The story of the our axe begins with our own tale as Americans. We left our homelands and their young, taxed forest for foreign territory and virgin woodland. We struggled and learned from our tribulations, slowly and surely forging new tools to support new needs. We altered our Old World axes, more suited for hewing, into ones more suited for felling to accommodate our voracious appetite for timber. We grew. We expanded outward, and as we did so the newfound American blacksmiths moved with us, adapting to the new regions recently declared as ours, annihilating any claims and any people that said differently. Our smiths developed new axe heads for the geographic area in which they settled, each having a different opinion on what were the important features an axe needed and what characteristics suited the specific timber of that region. Every axe tells a unique story about the place in which it originated–it’s climate, local aesthetic tastes, and most importantly the trees in a particular geographical area. Here in the Northwest, the Puget Sound head was preferred with its double bit, heavy head and long handle that was well suited for felling the great, big Douglas Fir and Western Hemlock.

This is a classic geographical phenomena, the kind they put in introductory human geography textbooks. We have a clear point of origin (Jamestown) and an obvious pattern of diffusion from that point, with each incidence providing a different take on a single tool. How that tool changed, progressed, and adapted to its surroundings could be the subject of a lifetime of study. Why the Baltimore Kentucky pattern has a slightly longer blade than the plain Kentucky pattern, where the poll (the heavy, hammer-like end of the head that helps the balance of the axe) originated, which woods were used for handles in which regions–these questions are endless. I, for one, would love to find the answers to them, and maybe someday I will. But for now it is enough for me to take this example as a way to show you just how broad the field of geography is. You could literally spend the rest of your life studying axes. This, at least to me, is really cool. And I think it is a powerful demonstration of how you can take a geographical approach to any subject that might interest you.

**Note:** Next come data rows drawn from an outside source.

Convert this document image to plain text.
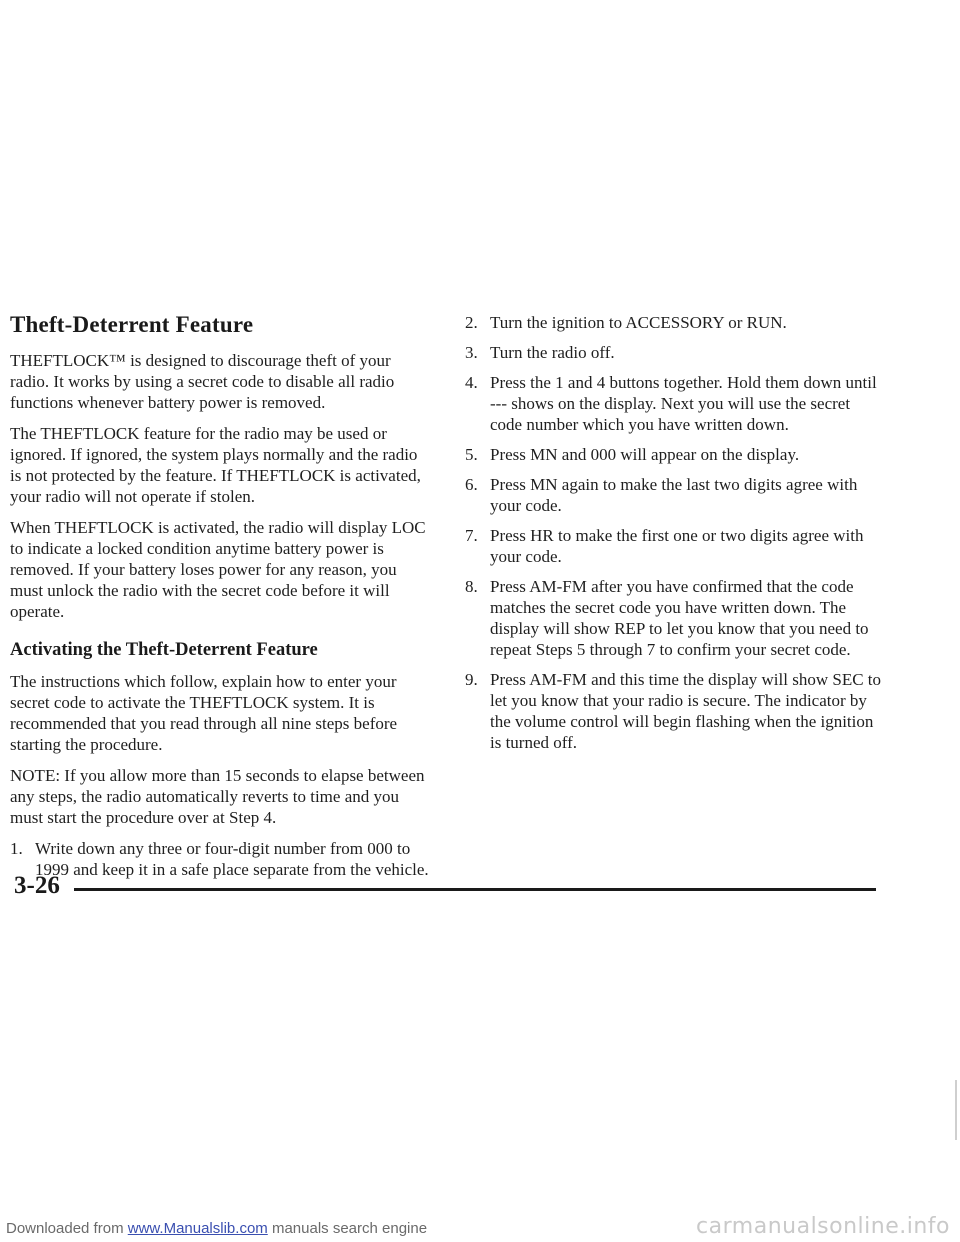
Theft-Deterrent Feature

THEFTLOCK™ is designed to discourage theft of your radio. It works by using a secret code to disable all radio functions whenever battery power is removed.

The THEFTLOCK feature for the radio may be used or ignored. If ignored, the system plays normally and the radio is not protected by the feature. If THEFTLOCK is activated, your radio will not operate if stolen.

When THEFTLOCK is activated, the radio will display LOC to indicate a locked condition anytime battery power is removed. If your battery loses power for any reason, you must unlock the radio with the secret code before it will operate.

Activating the Theft-Deterrent Feature

The instructions which follow, explain how to enter your secret code to activate the THEFTLOCK system. It is recommended that you read through all nine steps before starting the procedure.

NOTE: If you allow more than 15 seconds to elapse between any steps, the radio automatically reverts to time and you must start the procedure over at Step 4.

1. Write down any three or four-digit number from 000 to 1999 and keep it in a safe place separate from the vehicle.
2. Turn the ignition to ACCESSORY or RUN.
3. Turn the radio off.
4. Press the 1 and 4 buttons together. Hold them down until --- shows on the display. Next you will use the secret code number which you have written down.
5. Press MN and 000 will appear on the display.
6. Press MN again to make the last two digits agree with your code.
7. Press HR to make the first one or two digits agree with your code.
8. Press AM-FM after you have confirmed that the code matches the secret code you have written down. The display will show REP to let you know that you need to repeat Steps 5 through 7 to confirm your secret code.
9. Press AM-FM and this time the display will show SEC to let you know that your radio is secure. The indicator by the volume control will begin flashing when the ignition is turned off.
3-26
Downloaded from www.Manualslib.com manuals search engine	carmanualsonline.info
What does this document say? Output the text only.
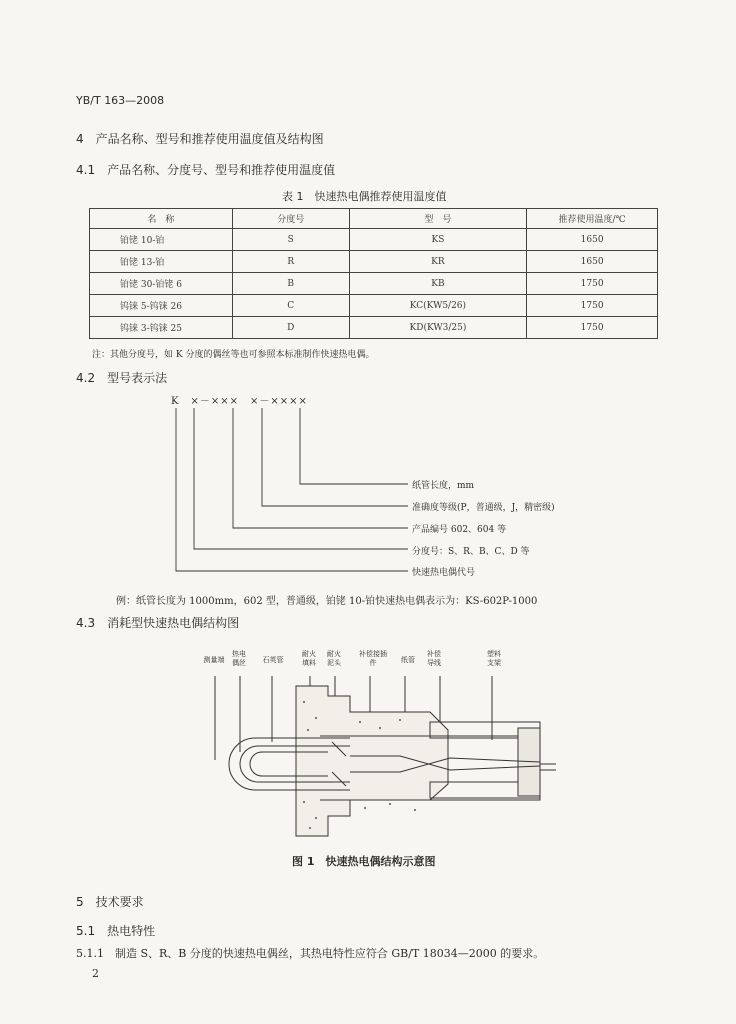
YB/T 163—2008
4　产品名称、型号和推荐使用温度值及结构图
4.1　产品名称、分度号、型号和推荐使用温度值
表 1　快速热电偶推荐使用温度值
名　称	分度号	型　号	推荐使用温度/℃
铂铑 10-铂	S	KS	1650
铂铑 13-铂	R	KR	1650
铂铑 30-铂铑 6	B	KB	1750
钨铼 5-钨铼 26	C	KC(KW5/26)	1750
钨铼 3-钨铼 25	D	KD(KW3/25)	1750
注：其他分度号，如 K 分度的偶丝等也可参照本标准制作快速热电偶。
4.2　型号表示法
K　×－×××　×－××××
纸管长度，mm
准确度等级(P，普通级，J，精密级)
产品编号 602、604 等
分度号：S、R、B、C、D 等
快速热电偶代号
例：纸管长度为 1000mm，602 型，普通级，铂铑 10-铂快速热电偶表示为：KS-602P-1000
4.3　消耗型快速热电偶结构图
测量端
热电偶丝	石英管
耐火填料
耐火泥头
补偿接插件	纸管
补偿导线
塑料支架
图 1　快速热电偶结构示意图
5　技术要求
5.1　热电特性
5.1.1　制造 S、R、B 分度的快速热电偶丝，其热电特性应符合 GB/T 18034—2000 的要求。
2
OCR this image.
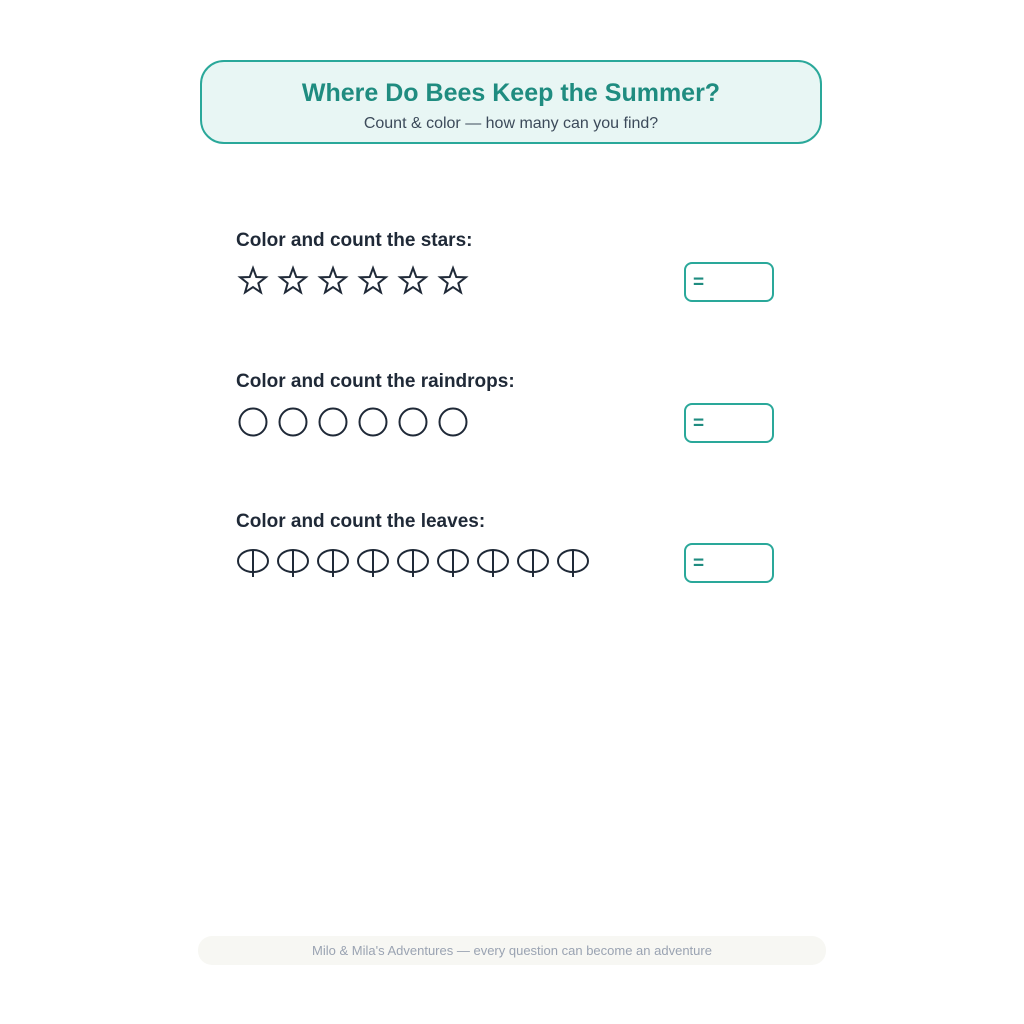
Where Do Bees Keep the Summer?
Count & color — how many can you find?
Color and count the stars:
=
Color and count the raindrops:
=
Color and count the leaves:
=
Milo & Mila's Adventures — every question can become an adventure
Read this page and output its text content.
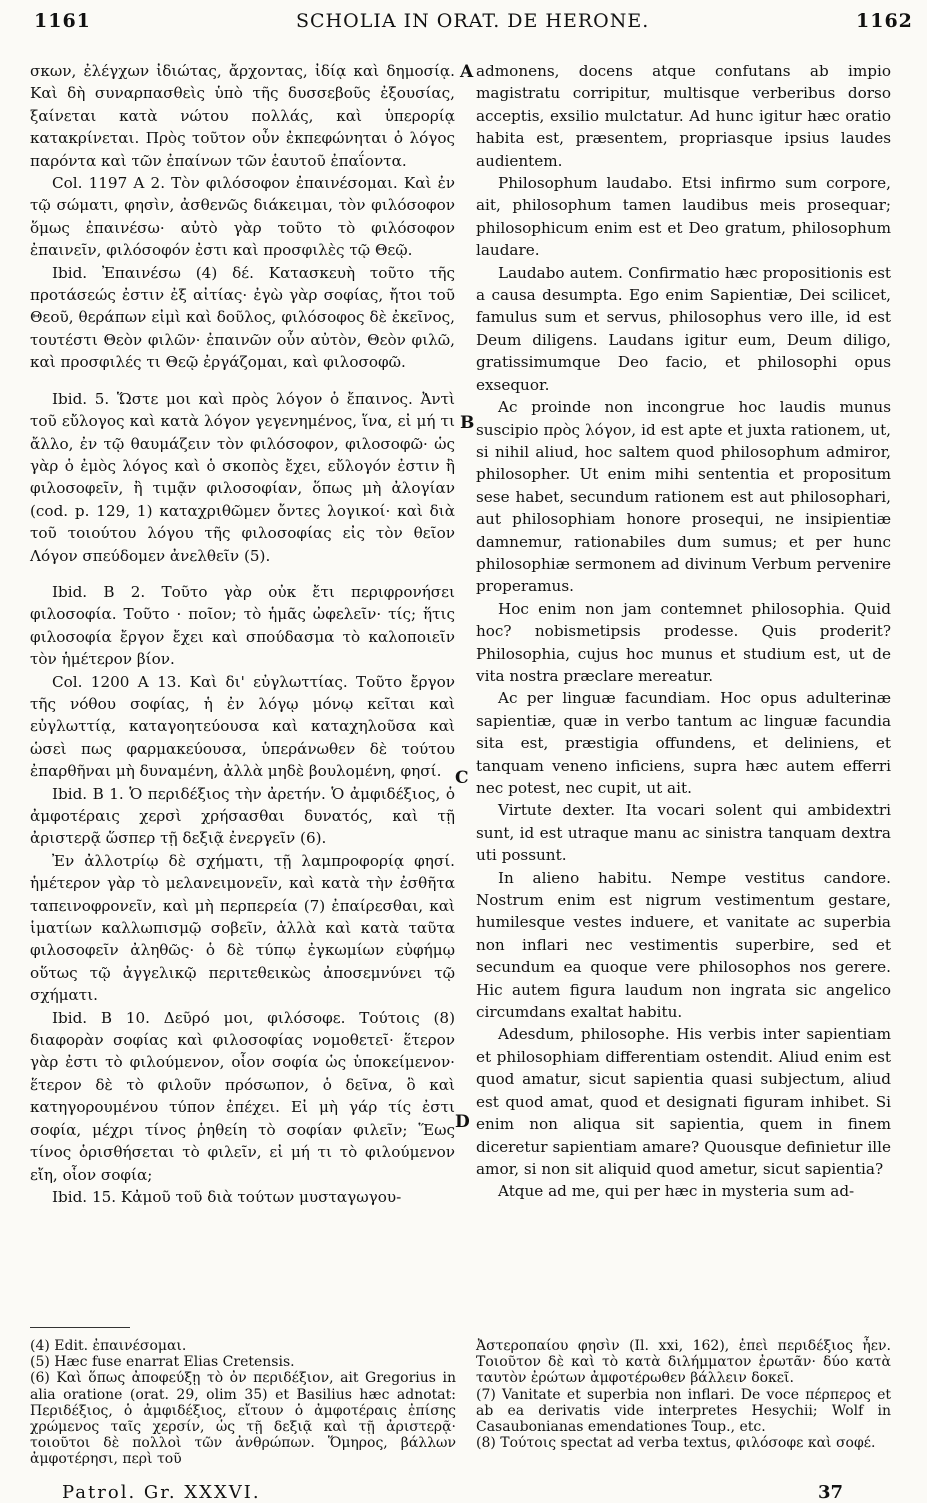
1161	SCHOLIA IN ORAT. DE HERONE.	1162

σκων, ἐλέγχων ἰδιώτας, ἄρχοντας, ἰδίᾳ καὶ δημοσίᾳ. Καὶ δὴ συναρπασθεὶς ὑπὸ τῆς δυσσεβοῦς ἐξουσίας, ξαίνεται κατὰ νώτου πολλάς, καὶ ὑπερορίᾳ κατακρίνεται. Πρὸς τοῦτον οὖν ἐκπεφώνηται ὁ λόγος παρόντα καὶ τῶν ἐπαίνων τῶν ἑαυτοῦ ἐπαΐοντα.

Col. 1197 A 2. Τὸν φιλόσοφον ἐπαινέσομαι. Καὶ ἐν τῷ σώματι, φησὶν, ἀσθενῶς διάκειμαι, τὸν φιλόσοφον ὅμως ἐπαινέσω· αὐτὸ γὰρ τοῦτο τὸ φιλόσοφον ἐπαινεῖν, φιλόσοφόν ἐστι καὶ προσφιλὲς τῷ Θεῷ.

Ibid. Ἐπαινέσω (4) δέ. Κατασκευὴ τοῦτο τῆς προτάσεώς ἐστιν ἐξ αἰτίας· ἐγὼ γὰρ σοφίας, ἤτοι τοῦ Θεοῦ, θεράπων εἰμὶ καὶ δοῦλος, φιλόσοφος δὲ ἐκεῖνος, τουτέστι Θεὸν φιλῶν· ἐπαινῶν οὖν αὐτὸν, Θεὸν φιλῶ, καὶ προσφιλές τι Θεῷ ἐργάζομαι, καὶ φιλοσοφῶ.

Ibid. 5. Ὥστε μοι καὶ πρὸς λόγον ὁ ἔπαινος. Ἀντὶ τοῦ εὔλογος καὶ κατὰ λόγον γεγενημένος, ἵνα, εἰ μή τι ἄλλο, ἐν τῷ θαυμάζειν τὸν φιλόσοφον, φιλοσοφῶ· ὡς γὰρ ὁ ἐμὸς λόγος καὶ ὁ σκοπὸς ἔχει, εὔλογόν ἐστιν ἢ φιλοσοφεῖν, ἢ τιμᾷν φιλοσοφίαν, ὅπως μὴ ἀλογίαν (cod. p. 129, 1) καταχριθῶμεν ὄντες λογικοί· καὶ διὰ τοῦ τοιούτου λόγου τῆς φιλοσοφίας εἰς τὸν θεῖον Λόγον σπεύδομεν ἀνελθεῖν (5).

Ibid. B 2. Τοῦτο γὰρ οὐκ ἔτι περιφρονήσει φιλοσοφία. Τοῦτο · ποῖον; τὸ ἡμᾶς ὠφελεῖν· τίς; ἥτις φιλοσοφία ἔργον ἔχει καὶ σπούδασμα τὸ καλοποιεῖν τὸν ἡμέτερον βίον.

Col. 1200 A 13. Καὶ δι' εὐγλωττίας. Τοῦτο ἔργον τῆς νόθου σοφίας, ἡ ἐν λόγῳ μόνῳ κεῖται καὶ εὐγλωττίᾳ, καταγοητεύουσα καὶ καταχηλοῦσα καὶ ὡσεὶ πως φαρμακεύουσα, ὑπεράνωθεν δὲ τούτου ἐπαρθῆναι μὴ δυναμένη, ἀλλὰ μηδὲ βουλομένη, φησί.

Ibid. B 1. Ὁ περιδέξιος τὴν ἀρετήν. Ὁ ἀμφιδέξιος, ὁ ἀμφοτέραις χερσὶ χρήσασθαι δυνατός, καὶ τῇ ἀριστερᾷ ὥσπερ τῇ δεξιᾷ ἐνεργεῖν (6).

Ἐν ἀλλοτρίῳ δὲ σχήματι, τῇ λαμπροφορίᾳ φησί. ἡμέτερον γὰρ τὸ μελανειμονεῖν, καὶ κατὰ τὴν ἐσθῆτα ταπεινοφρονεῖν, καὶ μὴ περπερεία (7) ἐπαίρεσθαι, καὶ ἱματίων καλλωπισμῷ σοβεῖν, ἀλλὰ καὶ κατὰ ταῦτα φιλοσοφεῖν ἀληθῶς· ὁ δὲ τύπῳ ἐγκωμίων εὐφήμῳ οὕτως τῷ ἀγγελικῷ περιτεθεικὼς ἀποσεμνύνει τῷ σχήματι.

Ibid. B 10. Δεῦρό μοι, φιλόσοφε. Τούτοις (8) διαφορὰν σοφίας καὶ φιλοσοφίας νομοθετεῖ· ἕτερον γὰρ ἐστι τὸ φιλούμενον, οἷον σοφία ὡς ὑποκείμενον· ἕτερον δὲ τὸ φιλοῦν πρόσωπον, ὁ δεῖνα, ὃ καὶ κατηγορουμένου τύπον ἐπέχει. Εἰ μὴ γάρ τίς ἐστι σοφία, μέχρι τίνος ῥηθείη τὸ σοφίαν φιλεῖν; Ἕως τίνος ὁρισθήσεται τὸ φιλεῖν, εἰ μή τι τὸ φιλούμενον εἴη, οἷον σοφία;

Ibid. 15. Κἀμοῦ τοῦ διὰ τούτων μυσταγωγου-

A
B
C
D

admonens, docens atque confutans ab impio magistratu corripitur, multisque verberibus dorso acceptis, exsilio mulctatur. Ad hunc igitur hæc oratio habita est, præsentem, propriasque ipsius laudes audientem.

Philosophum laudabo. Etsi infirmo sum corpore, ait, philosophum tamen laudibus meis prosequar; philosophicum enim est et Deo gratum, philosophum laudare.

Laudabo autem. Confirmatio hæc propositionis est a causa desumpta. Ego enim Sapientiæ, Dei scilicet, famulus sum et servus, philosophus vero ille, id est Deum diligens. Laudans igitur eum, Deum diligo, gratissimumque Deo facio, et philosophi opus exsequor.

Ac proinde non incongrue hoc laudis munus suscipio πρὸς λόγον, id est apte et juxta rationem, ut, si nihil aliud, hoc saltem quod philosophum admiror, philosopher. Ut enim mihi sententia et propositum sese habet, secundum rationem est aut philosophari, aut philosophiam honore prosequi, ne insipientiæ damnemur, rationabiles dum sumus; et per hunc philosophiæ sermonem ad divinum Verbum pervenire properamus.

Hoc enim non jam contemnet philosophia. Quid hoc? nobismetipsis prodesse. Quis proderit? Philosophia, cujus hoc munus et studium est, ut de vita nostra præclare mereatur.

Ac per linguæ facundiam. Hoc opus adulterinæ sapientiæ, quæ in verbo tantum ac linguæ facundia sita est, præstigia offundens, et deliniens, et tanquam veneno inficiens, supra hæc autem efferri nec potest, nec cupit, ut ait.

Virtute dexter. Ita vocari solent qui ambidextri sunt, id est utraque manu ac sinistra tanquam dextra uti possunt.

In alieno habitu. Nempe vestitus candore. Nostrum enim est nigrum vestimentum gestare, humilesque vestes induere, et vanitate ac superbia non inflari nec vestimentis superbire, sed et secundum ea quoque vere philosophos nos gerere. Hic autem figura laudum non ingrata sic angelico circumdans exaltat habitu.

Adesdum, philosophe. His verbis inter sapientiam et philosophiam differentiam ostendit. Aliud enim est quod amatur, sicut sapientia quasi subjectum, aliud est quod amat, quod et designati figuram inhibet. Si enim non aliqua sit sapientia, quem in finem diceretur sapientiam amare? Quousque definietur ille amor, si non sit aliquid quod ametur, sicut sapientia?

Atque ad me, qui per hæc in mysteria sum ad-

(4) Edit. ἐπαινέσομαι.

(5) Hæc fuse enarrat Elias Cretensis.

(6) Καὶ ὅπως ἀποφεύξῃ τὸ ὀν περιδέξιον, ait Gregorius in alia oratione (orat. 29, olim 35) et Basilius hæc adnotat: Περιδέξιος, ὁ ἀμφιδέξιος, εἴτουν ὁ ἀμφοτέραις ἐπίσης χρώμενος ταῖς χερσίν, ὡς τῇ δεξιᾷ καὶ τῇ ἀριστερᾷ· τοιοῦτοι δὲ πολλοὶ τῶν ἀνθρώπων. Ὅμηρος, βάλλων ἀμφοτέρησι, περὶ τοῦ

Ἀστεροπαίου φησὶν (Il. xxi, 162), ἐπεὶ περιδέξιος ἦεν. Τοιοῦτον δὲ καὶ τὸ κατὰ διλήμματον ἐρωτᾶν· δύο κατὰ ταυτὸν ἐρώτων ἀμφοτέρωθεν βάλλειν δοκεῖ.

(7) Vanitate et superbia non inflari. De voce πέρπερος et ab ea derivatis vide interpretes Hesychii; Wolf in Casaubonianas emendationes Toup., etc.

(8) Τούτοις spectat ad verba textus, φιλόσοφε καὶ σοφέ.

Patrol. Gr. XXXVI.	37
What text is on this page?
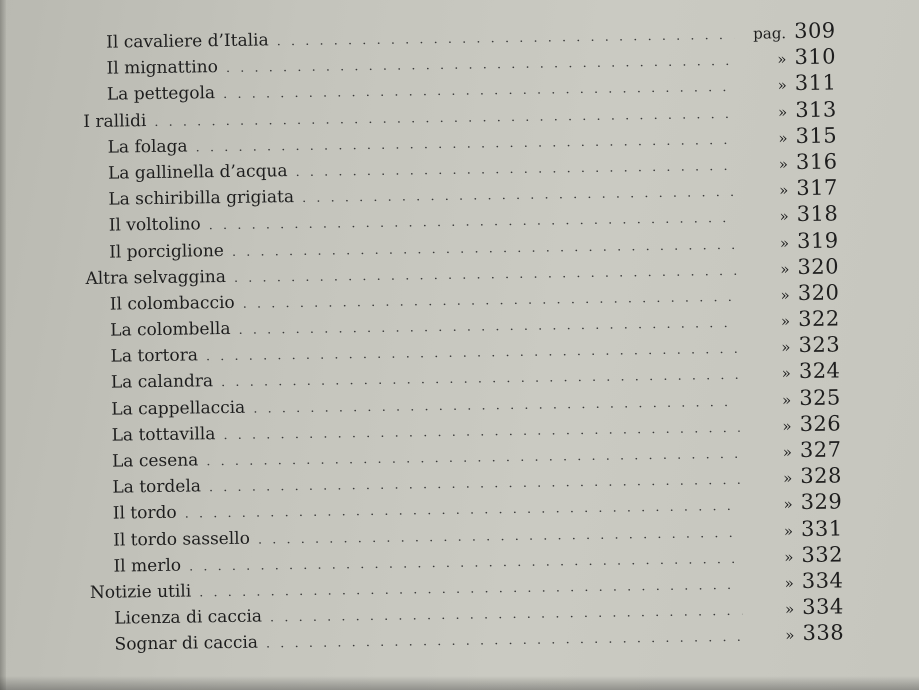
Il cavaliere d’Italia . . .	pag. 309
Il mignattino . . .	» 310
La pettegola . . .	» 311
I rallidi . . .	» 313
La folaga . . .	» 315
La gallinella d’acqua . . .	» 316
La schiribilla grigiata . . .	» 317
Il voltolino . . .	» 318
Il porciglione . . .	» 319
Altra selvaggina . . .	» 320
Il colombaccio . . .	» 320
La colombella . . .	» 322
La tortora . . .	» 323
La calandra . . .	» 324
La cappellaccia . . .	» 325
La tottavilla . . .	» 326
La cesena . . .	» 327
La tordela . . .	» 328
Il tordo . . .	» 329
Il tordo sassello . . .	» 331
Il merlo . . .	» 332
Notizie utili . . .	» 334
Licenza di caccia . . .	» 334
Sognar di caccia . . .	» 338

For me that just happens to be axes. I hope that whatever that is for you, this example will help you look at your passion in a new, spatial light.

The axe is arguably one of, if not the most, important tool, not only for our country but for our species. It has been with us in one way or another for 10,000 years, from stone, to copper, to bronze, to iron, to steel, it has accompanied us. You can draw a line from some enterprising early human cutting with a sharpened stone wedge to me swinging my father’s axe by the campfire through this one tool, the one that helped build our nation’s backbone, that cut the trees to build our homes and kept them warm, that George Washington cut down his cherry tree with, that Thoreau borrowed from his neighbor on Walden Pond and returned it to him sharper than he had received it, and that served the legions of American loggers before the crosscut saw began to dominate the felling market. Today, though the axe has fallen from the popular consciousness, it remains with us, the same tool it has always been–waiting. Best Made has tapped into the legacy of the American axe, and I think that is a big part of their success–they are returning us to where we came from through the tool that helped define us the most.

I, for one, will be saving my pennies for March 1st.

The Best Made American Felling Axe

The Best Made Camp Axe

One Comment leave one →
  1. Grant Robinson permalink
    May 25, 2011 6:28 pm

    I to have become an axe nut the past few years and have begun to use them for felling and limbing our fire wood. I own a chainsaw for larger trees but there is something magical about facing a descent sized tree with nothing but an axe and the strength of your own muscle.
    If you have not yet read “The Axe Book” by Dudley Cook you must, it is an amazing book and is published by Hood.
    Good luck with your new axe but be careful , as there is a reason the axe was also the weapon of choice around the world for hundreds of years. I have the marks on my safety boots to prove it.